"A child's learning is the function more of the characteristics of his classmates than those of the teacher." James Coleman, 1972

Tuesday, March 10, 2015

John Kuhn: ". . . parents opt out of having their children make bullets for privatizers."

John Kuhn has a solid commentary on the opt out movement, and especially on the hypocrisy of those who criticize opt-out parents, when the critics have been opting their kids out for years. Take the Obamas, for instance, whose girls go to Sidwell Friends. Or any other parent who has chosen private schools where mindless testing does not take up most of time that should be dedicated to learning.  It's a good piece--read it and share it.

Here are a couple of the attacks being circulated on those who opt out, with my reactions to them:  From Kuhn:
I’ve seen folks shame opt-outers by comparing them to anti-vaxxers, insinuating that they are selfishly harming the public good by not letting their kids test (ignoring, obviously, the scientific validity of inoculations and the lack thereof for test-driven sanctions). 
This is a wild comparison, since it is those on the side of science and common sense who are opting out in an attempt to stop their children from being used as guinea pigs for corporate experiments that have no scientific or common sense basis to support their use.  The best you can say about the CorpEd testing regime is that it hopes to use various admixtures of snake oil that will somehow have an effect on the deadly poverty that is killing communities and ripping the country apart.
Others note that the opt-out movement includes significant numbers of suburban parents, thereby calling into question its legitimacy as a representative movement for civil disobedience in the service of a greater good.
And who is it that has declared that geography or income must govern the rightful use of civil disobedience?  Middle class parents can't exercise non-violent resistance for a legitimate cause that may include the health and safety of their own children, too?  That's simply nonsense.  

We know from history, in fact, that most revolutions only happen when the upper classes locate their rage and act on it. It is only where “there is some reason to suspect that conditions could be changed and are not [that we see] rage arise” (Hannah Arendt).  Furthermore, the absence of rage or resistance among many urban parents offers clear indications of successful dehumanization by a racist and classist system.

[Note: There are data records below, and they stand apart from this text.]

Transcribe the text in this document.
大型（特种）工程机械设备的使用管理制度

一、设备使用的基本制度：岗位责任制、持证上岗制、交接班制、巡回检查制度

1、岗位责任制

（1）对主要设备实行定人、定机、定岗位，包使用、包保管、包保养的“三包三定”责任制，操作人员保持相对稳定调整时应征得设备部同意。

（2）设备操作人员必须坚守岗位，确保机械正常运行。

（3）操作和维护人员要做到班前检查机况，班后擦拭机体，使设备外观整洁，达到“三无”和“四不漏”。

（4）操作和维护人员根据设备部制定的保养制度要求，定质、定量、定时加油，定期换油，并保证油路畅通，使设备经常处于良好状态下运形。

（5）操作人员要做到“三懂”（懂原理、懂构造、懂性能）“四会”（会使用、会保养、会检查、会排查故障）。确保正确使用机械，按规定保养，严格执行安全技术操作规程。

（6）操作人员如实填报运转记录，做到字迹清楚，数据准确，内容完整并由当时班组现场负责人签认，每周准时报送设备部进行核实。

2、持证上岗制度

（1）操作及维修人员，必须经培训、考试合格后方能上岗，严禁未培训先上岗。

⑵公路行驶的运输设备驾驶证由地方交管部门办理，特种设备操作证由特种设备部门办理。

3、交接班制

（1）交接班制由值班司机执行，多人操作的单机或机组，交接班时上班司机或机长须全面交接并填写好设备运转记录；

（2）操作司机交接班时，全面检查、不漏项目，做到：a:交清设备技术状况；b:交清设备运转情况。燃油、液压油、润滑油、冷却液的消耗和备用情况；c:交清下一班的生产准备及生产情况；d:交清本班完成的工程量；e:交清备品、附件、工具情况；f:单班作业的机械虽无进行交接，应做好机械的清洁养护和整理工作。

I see all parents and children involved in the struggle to reclaim public schools, whether middle class or poor or wealthy, as some of the freedom riders of this generation of anti-status quo CorpEd, who have finally found their indignation, good sense, and moral centers.



  1. Mr. Horn,

    Emily Talmage here (formally Emily Kennedy... we spoke several times about Ascend Learning in the past). I just wanted to add to this... in the district where I work in Maine, we have a handful of schools populated primarily by middle/upper-middle class white families, and a handful of schools populated primarily by low-income and Somali immigrant families. I work at one of the low-income high-immigrant schools, and can tell you that the reason our opt-out rates are so much lower than at the higher income schools is that our families simply do not know they have this option. I begged my superintendent to simply let me send a note home informing my families that they have a right to choose, and he said no. When we spoke in person, he spoke condescendingly of our middle-class families who are "undermining" public education by opting their children out. I told him that the only reason my students' families aren't opting out is that they do not have access to the same information as our other families - this by his very design. It's infuriating.

    1. Great to hear from you, Emily. We can only hope the growing opt out movement will "undermine" your knuckle-headed principal.